Below are a few common mistakes when working with linked servers:

1. Using push rather than pull

Surprisingly, pushing data using linked server is much slower than pulling data. Linchi Shea wrote a good post about it.
* Linchi uses openquery to illustrate the difference, but this also happens when using four part name.

2. Using Join

In order to perform a join between two servers, SQL Server has to transfer the data from one server to another. When working with very large tables, this can be very painful. By dafault, the data will be transferred from the remote server to the local server.
In order to prevent this, limit the amount of data that will be transferred between the servers.

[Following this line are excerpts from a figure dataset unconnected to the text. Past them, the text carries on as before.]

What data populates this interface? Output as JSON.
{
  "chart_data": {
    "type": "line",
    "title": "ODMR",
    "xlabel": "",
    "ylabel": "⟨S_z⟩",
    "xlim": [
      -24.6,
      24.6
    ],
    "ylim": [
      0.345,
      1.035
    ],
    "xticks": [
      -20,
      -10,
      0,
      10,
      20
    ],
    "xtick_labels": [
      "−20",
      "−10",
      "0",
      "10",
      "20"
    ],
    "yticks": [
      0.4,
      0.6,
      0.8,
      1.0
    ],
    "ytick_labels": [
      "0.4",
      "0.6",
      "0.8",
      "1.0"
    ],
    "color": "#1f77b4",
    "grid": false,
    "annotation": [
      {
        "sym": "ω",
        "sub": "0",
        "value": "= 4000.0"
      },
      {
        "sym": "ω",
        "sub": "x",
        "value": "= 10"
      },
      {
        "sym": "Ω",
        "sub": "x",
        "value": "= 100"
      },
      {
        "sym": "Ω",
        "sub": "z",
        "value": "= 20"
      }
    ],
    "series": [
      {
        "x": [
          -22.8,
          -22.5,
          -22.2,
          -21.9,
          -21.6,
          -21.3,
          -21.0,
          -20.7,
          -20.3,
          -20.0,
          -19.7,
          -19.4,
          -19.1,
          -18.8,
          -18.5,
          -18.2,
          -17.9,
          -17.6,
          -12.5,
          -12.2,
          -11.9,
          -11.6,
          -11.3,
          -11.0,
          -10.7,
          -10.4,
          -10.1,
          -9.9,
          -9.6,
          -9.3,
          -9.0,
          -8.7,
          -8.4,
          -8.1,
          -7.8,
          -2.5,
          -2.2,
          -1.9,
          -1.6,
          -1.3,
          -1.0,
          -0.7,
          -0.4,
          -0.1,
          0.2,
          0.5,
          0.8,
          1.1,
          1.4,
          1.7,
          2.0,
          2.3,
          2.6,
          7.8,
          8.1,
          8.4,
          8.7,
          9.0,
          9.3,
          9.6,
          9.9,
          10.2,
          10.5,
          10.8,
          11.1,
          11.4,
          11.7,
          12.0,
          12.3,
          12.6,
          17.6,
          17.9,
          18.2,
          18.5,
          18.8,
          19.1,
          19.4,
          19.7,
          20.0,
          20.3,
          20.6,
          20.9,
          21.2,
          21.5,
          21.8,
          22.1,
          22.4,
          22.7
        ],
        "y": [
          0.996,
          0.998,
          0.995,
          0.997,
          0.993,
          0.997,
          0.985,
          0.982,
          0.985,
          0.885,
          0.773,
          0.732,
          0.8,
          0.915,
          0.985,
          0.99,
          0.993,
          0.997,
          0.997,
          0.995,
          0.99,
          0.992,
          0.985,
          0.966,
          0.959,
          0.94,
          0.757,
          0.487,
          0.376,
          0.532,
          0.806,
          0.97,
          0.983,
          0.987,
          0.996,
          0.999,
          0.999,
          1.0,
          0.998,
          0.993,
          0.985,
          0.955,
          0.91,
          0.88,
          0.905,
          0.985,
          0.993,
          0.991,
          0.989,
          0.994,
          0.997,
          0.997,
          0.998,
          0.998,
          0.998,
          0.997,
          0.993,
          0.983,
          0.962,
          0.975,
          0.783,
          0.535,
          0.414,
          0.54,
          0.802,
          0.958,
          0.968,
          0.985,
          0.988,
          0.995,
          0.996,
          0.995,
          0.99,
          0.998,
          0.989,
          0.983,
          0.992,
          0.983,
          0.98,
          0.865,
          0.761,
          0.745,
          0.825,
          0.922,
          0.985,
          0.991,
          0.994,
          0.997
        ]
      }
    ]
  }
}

You can do this by filtering the data in the where clause, having a remote stored procedure that will bring only the relevant data, or, in case you have an inner join where the local table is much smaller than the remote one, by using the REMOTE join hint, that will transfer data from the local server to the remote server in order to perform the join.

3. Using Union

As with joins, uniting two sets between servers will of course lead to transferring the data from the remote one.
But even if you run a remote query that units two sets from the same remote server, the sets will first be transferred to the local server, and only then be united.
Prevent this by having a remote procedure, function or view that will do the union.

4.Writing too complex queries

The optimizer cannot always know what you mean, especially when working with linked server queries.
For example, I encountered a query that looked like this one and ran for 10 minutes:
SELECT *
FROM LocalTable
WHERE SomeColumn <
(SELECT COUNT(*)
 FROM RemoteServer.SomeDB.dbo.SomeTable
 WHERE SomeColumn > 100)

I changed the query to look like this:

DECLARE @Count INT
SELECT @Count = COUNT(*)
FROM RemoteServer.SomeDB.dbo.SomeTable
WHERE SomeColumn > 100
SELECT *
FROM LocalTable
WHERE SomeColumn < @Count
After the rewrite, the query ran for 1 only second..
Keep it simple!

5. Working with linked server when the databases are on the same instance.

The performance penalty here is not as dramatic as in the other bullets, but working this way is slower than using three part name inside the instance. If you identify that kind of situation, test and compare performance between the two methods on your test system. Then decide if the performance improvement is worth changing the code in production. In some situations it will.